Add a `contains()` method to your `Tree` class. The function should accept an integer argument and return a boolean (`True/False`) indicating whether the value is contained in the tree. You can accomplish this using very similar ideas from your `insert` function. Run the code cell below to test your function.

In [None]:
numbers = random.sample(range(0,100), k=20)
tree = Tree(numbers[0])
for v in numbers[1:]:
    tree.insert(v)
tree.diagram()

[i for i in range(0,100) if tree.contains(i)]

Generate several random trees as above (run the cell in §3 that generates them) and test the `contains` function with each of them by running the above cell again.

## §5. Removing the smallest value from the tree

Add a `remove_least()` method to your class. The method should take no arguments and remove the smallest value from the tree, unless it is the root. You should not use recursion here -- the function here should use a loop instead of calling itself on a child -- so the idea is a little different.

***Hint***: *in a loop, go all the way left (towards the smaller values), and keep track of the parent nodes along the way. When you get there, you will have to deal with two cases.*

If the smallest value is the root, raise an informative `KeyError`. Test your method (and show your work!). 

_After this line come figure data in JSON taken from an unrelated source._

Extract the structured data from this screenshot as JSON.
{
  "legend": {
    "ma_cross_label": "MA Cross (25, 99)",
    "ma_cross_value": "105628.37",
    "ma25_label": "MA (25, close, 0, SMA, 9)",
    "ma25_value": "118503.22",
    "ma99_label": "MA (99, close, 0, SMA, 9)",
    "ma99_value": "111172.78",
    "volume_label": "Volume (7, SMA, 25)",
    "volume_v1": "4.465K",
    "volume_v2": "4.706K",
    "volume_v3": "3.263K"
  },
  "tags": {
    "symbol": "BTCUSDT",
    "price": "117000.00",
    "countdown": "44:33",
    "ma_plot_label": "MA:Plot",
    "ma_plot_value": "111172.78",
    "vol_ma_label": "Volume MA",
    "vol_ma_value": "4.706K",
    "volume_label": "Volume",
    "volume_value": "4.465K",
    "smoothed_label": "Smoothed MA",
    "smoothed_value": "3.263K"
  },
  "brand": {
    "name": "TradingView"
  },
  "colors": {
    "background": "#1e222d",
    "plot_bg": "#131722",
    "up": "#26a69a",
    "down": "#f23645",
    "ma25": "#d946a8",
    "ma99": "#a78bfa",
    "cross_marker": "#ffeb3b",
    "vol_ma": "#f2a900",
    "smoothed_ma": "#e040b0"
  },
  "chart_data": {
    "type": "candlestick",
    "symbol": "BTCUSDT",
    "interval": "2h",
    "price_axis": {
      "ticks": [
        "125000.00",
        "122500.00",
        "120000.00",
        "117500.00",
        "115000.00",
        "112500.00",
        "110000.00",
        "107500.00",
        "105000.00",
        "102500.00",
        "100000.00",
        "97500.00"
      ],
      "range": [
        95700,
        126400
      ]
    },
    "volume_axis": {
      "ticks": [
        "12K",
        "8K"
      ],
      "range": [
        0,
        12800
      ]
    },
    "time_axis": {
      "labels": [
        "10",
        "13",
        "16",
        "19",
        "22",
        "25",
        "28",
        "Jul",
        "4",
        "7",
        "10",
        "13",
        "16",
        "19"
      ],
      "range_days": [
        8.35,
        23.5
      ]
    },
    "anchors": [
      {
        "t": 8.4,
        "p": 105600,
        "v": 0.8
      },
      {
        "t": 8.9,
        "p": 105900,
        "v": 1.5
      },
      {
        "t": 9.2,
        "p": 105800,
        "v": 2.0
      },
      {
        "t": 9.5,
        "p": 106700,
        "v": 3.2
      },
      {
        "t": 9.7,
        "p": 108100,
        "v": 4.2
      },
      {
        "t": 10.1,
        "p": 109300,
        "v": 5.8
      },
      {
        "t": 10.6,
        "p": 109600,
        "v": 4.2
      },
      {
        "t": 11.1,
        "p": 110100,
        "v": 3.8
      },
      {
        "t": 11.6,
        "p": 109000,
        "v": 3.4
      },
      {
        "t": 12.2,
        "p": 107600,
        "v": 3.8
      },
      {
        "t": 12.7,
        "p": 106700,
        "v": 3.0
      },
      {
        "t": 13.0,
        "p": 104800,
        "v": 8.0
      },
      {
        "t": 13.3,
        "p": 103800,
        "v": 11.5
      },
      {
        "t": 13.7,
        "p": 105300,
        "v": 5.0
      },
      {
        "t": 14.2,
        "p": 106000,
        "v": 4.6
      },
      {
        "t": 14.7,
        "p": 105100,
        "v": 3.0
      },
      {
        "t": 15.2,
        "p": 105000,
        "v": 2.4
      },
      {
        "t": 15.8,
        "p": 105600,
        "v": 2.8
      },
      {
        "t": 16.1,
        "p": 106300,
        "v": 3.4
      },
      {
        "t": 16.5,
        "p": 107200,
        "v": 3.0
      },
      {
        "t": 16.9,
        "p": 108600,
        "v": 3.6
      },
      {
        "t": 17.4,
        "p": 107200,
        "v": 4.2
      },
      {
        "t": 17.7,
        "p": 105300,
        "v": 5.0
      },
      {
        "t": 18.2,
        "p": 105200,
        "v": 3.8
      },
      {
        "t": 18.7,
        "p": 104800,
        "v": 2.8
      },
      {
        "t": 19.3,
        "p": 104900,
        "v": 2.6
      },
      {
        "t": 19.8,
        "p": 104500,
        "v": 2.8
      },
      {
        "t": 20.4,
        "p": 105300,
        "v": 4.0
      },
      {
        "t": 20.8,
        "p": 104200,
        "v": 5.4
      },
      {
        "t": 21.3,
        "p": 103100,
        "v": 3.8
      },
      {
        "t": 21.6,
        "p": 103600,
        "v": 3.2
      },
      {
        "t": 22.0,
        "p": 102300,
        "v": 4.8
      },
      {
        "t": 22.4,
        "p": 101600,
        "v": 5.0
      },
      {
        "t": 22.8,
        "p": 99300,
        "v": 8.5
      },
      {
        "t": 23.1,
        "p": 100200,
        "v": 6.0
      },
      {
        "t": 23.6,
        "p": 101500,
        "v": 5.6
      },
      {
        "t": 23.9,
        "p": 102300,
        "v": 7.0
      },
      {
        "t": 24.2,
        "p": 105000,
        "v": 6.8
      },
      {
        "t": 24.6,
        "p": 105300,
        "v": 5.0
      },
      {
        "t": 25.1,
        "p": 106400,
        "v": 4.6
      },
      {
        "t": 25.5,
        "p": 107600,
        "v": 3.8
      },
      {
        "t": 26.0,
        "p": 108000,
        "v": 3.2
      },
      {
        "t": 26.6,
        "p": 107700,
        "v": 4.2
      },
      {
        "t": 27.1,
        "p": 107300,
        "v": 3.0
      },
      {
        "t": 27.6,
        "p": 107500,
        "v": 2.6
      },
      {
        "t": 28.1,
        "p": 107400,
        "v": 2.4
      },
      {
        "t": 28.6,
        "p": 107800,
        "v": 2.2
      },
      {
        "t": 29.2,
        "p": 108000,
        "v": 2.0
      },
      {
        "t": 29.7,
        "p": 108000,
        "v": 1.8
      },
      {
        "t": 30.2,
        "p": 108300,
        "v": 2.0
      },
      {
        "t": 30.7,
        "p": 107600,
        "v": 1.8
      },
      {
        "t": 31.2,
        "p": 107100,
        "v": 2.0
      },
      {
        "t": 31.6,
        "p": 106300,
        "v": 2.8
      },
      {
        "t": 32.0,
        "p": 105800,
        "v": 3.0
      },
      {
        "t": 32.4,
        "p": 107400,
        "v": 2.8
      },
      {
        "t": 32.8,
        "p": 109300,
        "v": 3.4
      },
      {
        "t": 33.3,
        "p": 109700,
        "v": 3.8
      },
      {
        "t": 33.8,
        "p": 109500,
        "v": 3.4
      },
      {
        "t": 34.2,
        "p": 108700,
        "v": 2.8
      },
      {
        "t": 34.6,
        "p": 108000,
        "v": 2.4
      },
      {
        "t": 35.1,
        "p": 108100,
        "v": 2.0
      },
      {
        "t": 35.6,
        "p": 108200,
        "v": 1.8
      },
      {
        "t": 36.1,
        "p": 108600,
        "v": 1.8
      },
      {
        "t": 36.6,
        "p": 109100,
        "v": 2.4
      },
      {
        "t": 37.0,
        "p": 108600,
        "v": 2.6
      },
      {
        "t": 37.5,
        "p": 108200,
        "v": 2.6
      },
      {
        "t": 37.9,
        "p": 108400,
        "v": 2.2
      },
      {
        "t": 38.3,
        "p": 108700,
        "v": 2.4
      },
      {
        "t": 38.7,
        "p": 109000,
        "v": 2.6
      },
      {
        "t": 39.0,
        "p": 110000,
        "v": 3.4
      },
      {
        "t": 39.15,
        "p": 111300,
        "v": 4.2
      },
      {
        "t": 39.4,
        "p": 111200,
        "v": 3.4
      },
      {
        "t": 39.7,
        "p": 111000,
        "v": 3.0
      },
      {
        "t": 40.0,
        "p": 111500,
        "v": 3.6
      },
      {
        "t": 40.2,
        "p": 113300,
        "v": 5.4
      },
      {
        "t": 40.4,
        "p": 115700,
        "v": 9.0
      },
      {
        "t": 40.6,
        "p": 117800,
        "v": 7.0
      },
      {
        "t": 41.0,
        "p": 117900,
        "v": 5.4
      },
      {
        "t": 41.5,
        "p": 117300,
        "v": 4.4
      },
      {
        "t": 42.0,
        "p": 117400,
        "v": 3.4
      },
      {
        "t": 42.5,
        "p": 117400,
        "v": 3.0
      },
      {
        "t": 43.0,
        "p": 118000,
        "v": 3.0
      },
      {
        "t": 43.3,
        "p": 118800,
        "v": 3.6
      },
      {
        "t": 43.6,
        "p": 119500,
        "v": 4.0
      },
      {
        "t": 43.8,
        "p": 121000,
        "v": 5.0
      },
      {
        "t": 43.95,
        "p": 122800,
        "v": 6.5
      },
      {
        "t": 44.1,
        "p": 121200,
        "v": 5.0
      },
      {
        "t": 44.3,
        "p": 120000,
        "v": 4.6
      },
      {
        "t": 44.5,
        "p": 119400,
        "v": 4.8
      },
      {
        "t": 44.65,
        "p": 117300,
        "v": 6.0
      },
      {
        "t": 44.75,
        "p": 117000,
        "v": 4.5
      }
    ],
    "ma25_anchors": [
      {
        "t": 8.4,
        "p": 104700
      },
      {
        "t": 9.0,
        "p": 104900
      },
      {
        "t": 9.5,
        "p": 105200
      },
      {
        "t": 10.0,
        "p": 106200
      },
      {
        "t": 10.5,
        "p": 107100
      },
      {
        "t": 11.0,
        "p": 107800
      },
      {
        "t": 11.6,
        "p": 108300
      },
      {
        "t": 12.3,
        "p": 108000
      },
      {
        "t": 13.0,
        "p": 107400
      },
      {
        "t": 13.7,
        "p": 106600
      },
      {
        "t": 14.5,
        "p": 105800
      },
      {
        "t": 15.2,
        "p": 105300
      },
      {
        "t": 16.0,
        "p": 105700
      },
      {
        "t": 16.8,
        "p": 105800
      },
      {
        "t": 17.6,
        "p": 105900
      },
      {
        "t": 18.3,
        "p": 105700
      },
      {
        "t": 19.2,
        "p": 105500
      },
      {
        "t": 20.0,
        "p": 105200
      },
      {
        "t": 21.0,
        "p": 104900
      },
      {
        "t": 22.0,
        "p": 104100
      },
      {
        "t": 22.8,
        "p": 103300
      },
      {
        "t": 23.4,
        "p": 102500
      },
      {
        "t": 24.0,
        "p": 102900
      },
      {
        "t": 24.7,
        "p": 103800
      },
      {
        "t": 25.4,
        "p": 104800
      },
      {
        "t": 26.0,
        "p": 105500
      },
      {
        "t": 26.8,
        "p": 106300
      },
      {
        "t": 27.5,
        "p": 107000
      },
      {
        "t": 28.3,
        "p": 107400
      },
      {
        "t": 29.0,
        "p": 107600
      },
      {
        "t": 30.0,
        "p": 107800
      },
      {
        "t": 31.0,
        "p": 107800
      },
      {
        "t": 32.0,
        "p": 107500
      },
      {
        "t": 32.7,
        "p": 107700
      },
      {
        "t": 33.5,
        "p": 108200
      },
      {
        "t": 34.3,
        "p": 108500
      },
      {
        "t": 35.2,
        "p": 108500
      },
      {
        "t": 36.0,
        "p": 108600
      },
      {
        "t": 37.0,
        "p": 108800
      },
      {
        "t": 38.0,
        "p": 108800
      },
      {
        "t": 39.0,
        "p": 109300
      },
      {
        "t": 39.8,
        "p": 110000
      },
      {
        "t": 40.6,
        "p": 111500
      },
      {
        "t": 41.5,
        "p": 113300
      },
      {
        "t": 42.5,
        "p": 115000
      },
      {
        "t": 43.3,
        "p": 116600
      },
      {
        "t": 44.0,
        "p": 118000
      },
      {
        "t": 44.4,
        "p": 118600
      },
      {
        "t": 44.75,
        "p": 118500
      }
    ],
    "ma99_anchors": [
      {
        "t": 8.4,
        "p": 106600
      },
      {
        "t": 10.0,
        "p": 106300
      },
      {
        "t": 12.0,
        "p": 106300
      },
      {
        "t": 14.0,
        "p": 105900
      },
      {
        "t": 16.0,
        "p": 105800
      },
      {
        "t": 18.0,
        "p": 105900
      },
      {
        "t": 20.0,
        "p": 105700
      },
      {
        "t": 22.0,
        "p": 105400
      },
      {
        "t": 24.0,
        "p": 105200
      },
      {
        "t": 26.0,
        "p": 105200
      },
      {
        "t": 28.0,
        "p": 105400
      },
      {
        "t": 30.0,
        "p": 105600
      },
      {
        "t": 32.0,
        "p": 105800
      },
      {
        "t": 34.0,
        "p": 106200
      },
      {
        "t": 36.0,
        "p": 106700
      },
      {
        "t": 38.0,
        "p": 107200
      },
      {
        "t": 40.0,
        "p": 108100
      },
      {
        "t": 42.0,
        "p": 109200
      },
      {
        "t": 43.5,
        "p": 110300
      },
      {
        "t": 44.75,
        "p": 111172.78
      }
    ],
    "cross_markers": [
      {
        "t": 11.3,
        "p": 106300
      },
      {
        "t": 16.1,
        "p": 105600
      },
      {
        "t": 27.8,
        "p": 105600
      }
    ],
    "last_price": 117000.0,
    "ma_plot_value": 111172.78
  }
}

## §6. Finding the parent of a node

Add a `get_parent` function to your class. This time, the function should accept an integer and return a tree. The root of the tree should be the parent of the node with the matching number. **Don't make a new tree** -- just return a subtree.

Note that the tree returned by this function will be a piece of the original tree (so if you change one of them, it will also change the other). In particular this means that if you insert into the smaller tree, you can mess up the correct tree ordering of the larger tree.

Raise a `KeyError` if the specified value is not found on the tree. Return `None` if the value belongs to the root. Test your function, showing your work. 

## §7. The `diagram()` method

Wow! If you've made it this far, work with your group and try to figure out how the `diagram()` method supplied at the beginning of the worksheet works.